Lanjut, Syahlan, praduga tidak bersalah (presumption of innocence) yang dianut dalam di dalam proses peradilan pidana di Indonesia yang tercantum dalam pasal 8 UU No. 4 Tahun 2004 tentang kekuasaan kehakiman yaitu “setiap orang yang diditahan, disangka, ditangkap, dituntut, dan/ atau dihadapkan di depan pengadilan wajib dianggap tidak bersalah sebelum ada putusan pengadilan yang menyatakan kesalahannya dan telah memperoleh kekuatan hukum yang tetap.”

Dalam KUHAP dijelaskan Tersangka atau terdakwa berhak menghubungi dan menerima kunjungan dari pihak yang mempunyai hubungan kekeluargaan atau lainnya dengan tersangka atau terdakwa guna mendapatkan jaminan bagi penangguhan penahanan ataupun untuk usaha mendapatakan bantuan hukum (Pasal 60).

Selain itu, Hak untuk mendapat bantuan hukum pada setiap tingkat pemeriksaan. Guna kepentingan pembelaan, tersangka atau terdakwa berhak mendapat bantuan hukum dari seorang atau lebih penasehat hukum selama dalam waktu dan pada setiap tingkat pemeriksaan, menurut tata cara yang diatur dalam undang-undang/ KUHAP (Pasal 54).
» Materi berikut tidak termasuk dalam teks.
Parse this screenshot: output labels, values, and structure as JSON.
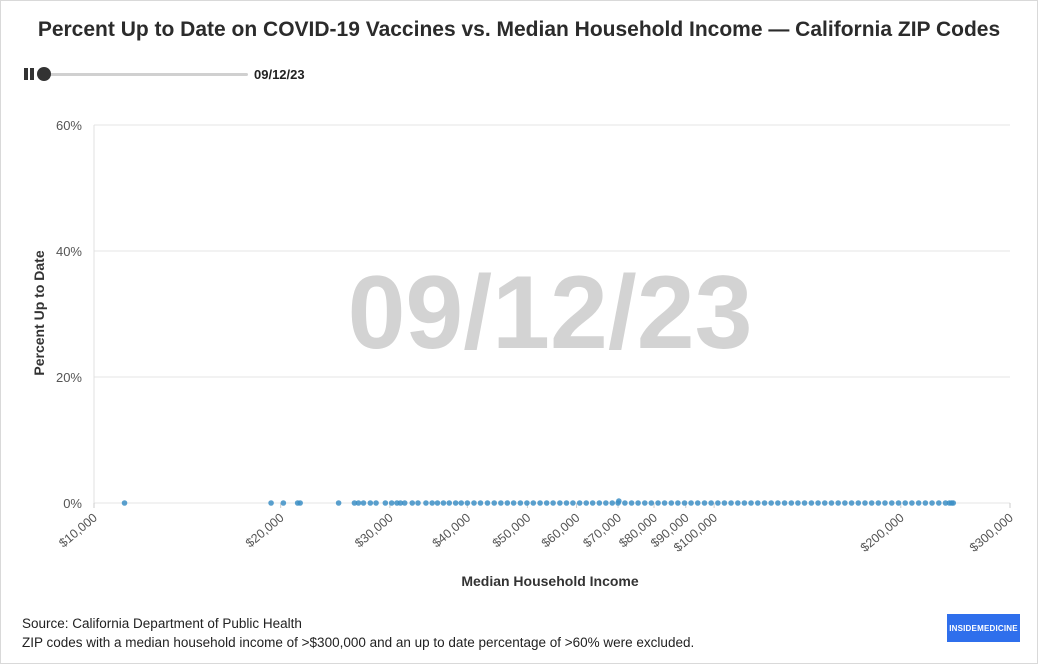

Berhak secara bebas memilih penasihat hukum. Untuk mendapatkan penasihat hukum tersangka atau terdakwa berhak memilih sendiri penasihat hukumnya (Pasal 55).

Hak untuk berubah menjadi wajib untuk mendapat bantuan hukum. Wajib bagi tersangka mendapat bantuan hukum bagi tersangka dalam semua tingkat pemeriksaan jika sangkaan yang disangkakan diancam dengan pidana mati atau ancaman pidana minimal 15 tahun atau lebih (Pasal 56).

Tersangka atau terdakwa yang dikenakan penahanan berhak menghubungi penasihat hukumnya sesuai dengan ketentuan dalam KUHAP (Pasal 57).

“Intinya kami tidak mau menghilangkan hak-hak terdakwa dan tidak berpatokan terhadap aturan lapas tersebut dan Keluarga serta Penasehat Hukum diperbolehkan membesuk tampa surat izin yang ditetapkan lapas,” pungkasnya.

Seperti diketahui, Salah seorang TIM Panesehat Hukum terdakwa Cai Pung, Tantimin SH,MH dipersidangan usai membacakan pledoi terdakwa mengatakan terhadap majlis hakim ketua Syahlan, bahwa kesulitan membesuk terdakwa terutama suami terdakwa. dimana harus mendapat izin kejaksaan.

“Kesulitan saat ini yang mulia membesuk terdakwa karena aturan baru dan parahnya suratnyapun dikeluarkan sehari saja, selanjutnya urus lagi dan bisa terlihat di Lapas Baloi,”kata Tantimin berapi-api.

Sementara itu, Advokad Rudi SH , mengatakan, tidak hanya kliennya yang merasa dirugikan, termasuk juga keluarga terdakwa lainnya yang akan membesuk disana harus mendapatkan izin dari kejaksaan.

“parahnya hanya berlaku sehari dan kalau besuk lagi harus urus lagi kesana, kan jadi repot,”ujarnya.

Jelas dilihat di papan pengumuman Lembaga Pemasyarakatan Perempuan Klas IIB Batam nomor.w32.PAS.II.UM.01.01-309 berdasarkan rekomendasi kepala lapas Bahwa sesuao SOP pelayanan tahanan dan izin membesuk, maka mulai tanggal 06 Agustus 2018.

Pembesuk diharuskan membawa surat izin membesuk yang dikeluarkan oleh pihak penahan.